Jurnas.net - Menjelang meningkatnya kebutuhan listrik selama bulan suci Ramadan, PT PLN (Persero) melalui Unit Induk Transmisi Jawa Bagian Timur dan Bali (UIT JBM) memperkuat keandalan sistem transmisi backbone 500 kV jalur Paiton–Grati. Upaya ini menjadi langkah strategis untuk memastikan pasokan listrik tetap stabil tanpa gangguan, terutama pada waktu-waktu krusial seperti sahur dan tarawih.
Melalui Unit Pelaksana Transmisi (UPT) Probolinggo, PLN melaksanakan penggantian isolator tension flash pada jaringan Saluran Udara Tegangan Ekstra Tinggi (SUTET) 500 kV jalur Paiton–Grati #2, tepatnya di Tower 48 Phasa T (atas). Jalur ini merupakan salah satu tulang punggung sistem interkoneksi Jawa-Bali yang menopang distribusi energi dalam skala besar antarwilayah.

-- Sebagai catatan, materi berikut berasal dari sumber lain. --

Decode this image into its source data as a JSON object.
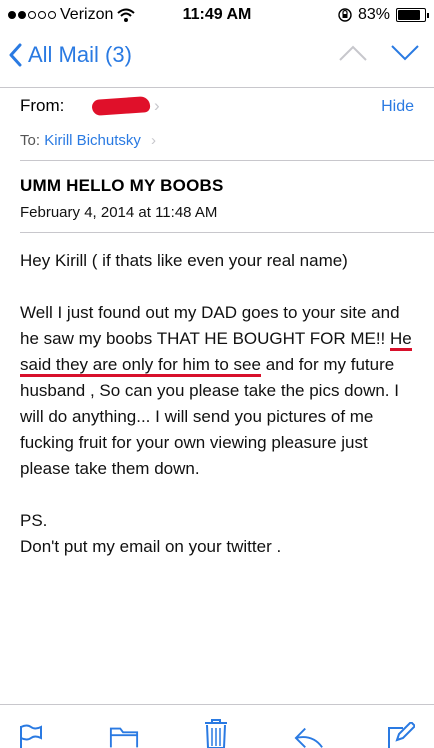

Sebanyak 14 personel Pemeliharaan Dalam Keadaan Bertegangan (PDKB) diterjunkan bersama enam personel regu pemeliharaan jaringan UPT Probolinggo. Pekerjaan dilakukan menggunakan metode khusus tanpa memadamkan aliran listrik, sehingga pelanggan tetap menikmati pasokan listrik normal selama proses berlangsung.
Isolator sendiri merupakan komponen vital yang berfungsi sebagai penyekat antara bagian bertegangan dan tidak bertegangan. Penurunan kemampuan isolasi berpotensi memicu gangguan sistem, termasuk risiko trip atau reclose berulang. Karena itu, penggantian dilakukan sebagai langkah preventif berdasarkan hasil evaluasi teknis dan inspeksi rutin.
General Manager PLN UIT JBM, Ika Sudarmaja, menjelaskan bahwa pekerjaan ini merupakan bagian dari penguatan sistem pasca evaluasi gangguan reclose yang sempat terjadi sebelumnya. “Pemeliharaan ini adalah bentuk komitmen kami menjaga keandalan jalur backbone 500 kV. Kami tidak ingin gangguan serupa terulang, apalagi di momentum Ramadan ketika konsumsi listrik meningkat signifikan,” ujarnya.
Menurutnya, Ramadan identik dengan lonjakan aktivitas masyarakat pada malam hari, mulai dari ibadah hingga kegiatan sosial. Stabilitas listrik menjadi faktor penting untuk mendukung kenyamanan dan kekhusyukan ibadah.
Langkah preventif melalui metode PDKB juga menunjukkan transformasi strategi pemeliharaan PLN yang semakin mengedepankan keandalan tanpa pemadaman. Dengan pendekatan ini, risiko gangguan dapat ditekan tanpa mengorbankan kontinuitas layanan.
PLN memastikan kesiapsiagaan personel dan peralatan di seluruh jaringan transmisi terus ditingkatkan, terutama pada jalur-jalur strategis yang menopang sistem kelistrikan Jawa-Bali. Upaya ini menjadi bagian dari ikhtiar berkelanjutan agar masyarakat dapat menjalankan ibadah Ramadan dengan aman, nyaman, dan tanpa gangguan listrik.